ScoreMix: Synthetic Data Generation by Score Composition in Diffusion Models Improves Recognition
Parsa Rahimi, Sebastien Marcel
TL;DR
ScoreMix introduces a self-contained augmentation strategy for discriminative face recognition that relies solely on the target dataset. It exploits score composition in diffusion models by convexly mixing class-conditioned scores during reverse diffusion, generating hard, on-manifold synthetic samples without external data. Across eight benchmarks, ScoreMix yields up to ~7 percentage points accuracy gains, with robustness to backbone changes and no hyperparameter search, and it provides theoretical insight into the geometry of class-space relationships via alignment metrics like CKA/CKNNA. While offering practical improvements, the approach incurs higher sampling cost and highlights a need for further work on aligning generative and discriminative spaces without sacrificing diversity.
Abstract
Synthetic data generation is increasingly used in machine learning for training and data augmentation.

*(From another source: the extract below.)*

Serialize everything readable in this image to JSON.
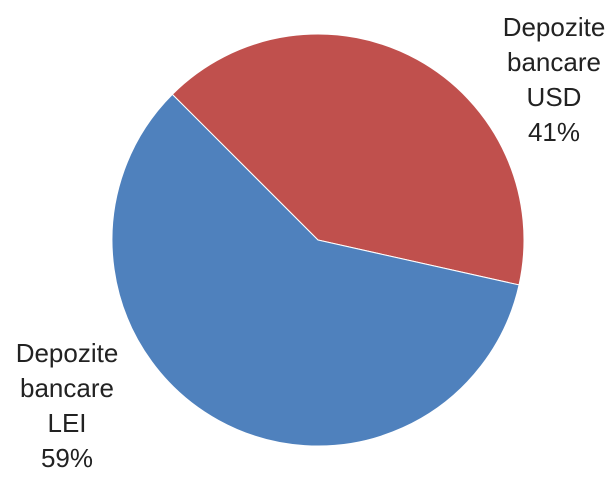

Yet, current strategies often rely on external foundation models or datasets, whose usage is restricted in many scenarios due to policy or legal constraints. We propose ScoreMix, a self-contained synthetic generation method to produce hard synthetic samples for recognition tasks by leveraging the score compositionality of diffusion models. The approach mixes class-conditioned scores along reverse diffusion trajectories, yielding domain-specific data augmentation without external resources. We systematically study class-selection strategies and find that mixing classes distant in the discriminator's embedding space yields larger gains, providing up to 3% additional average improvement, compared to selection based on proximity. Interestingly, we observe that condition and embedding spaces are largely uncorrelated under standard alignment metrics, and the generator's condition space has a negligible effect on downstream performance. Across 8 public face recognition benchmarks, ScoreMix improves accuracy by up to 7 percentage points, without hyperparameter search, highlighting both robustness and practicality. Our method provides a simple yet effective way to maximize discriminator performance using only the available dataset, without reliance on third-party resources. Paper website: https://parsa-ra.github.io/scoremix/.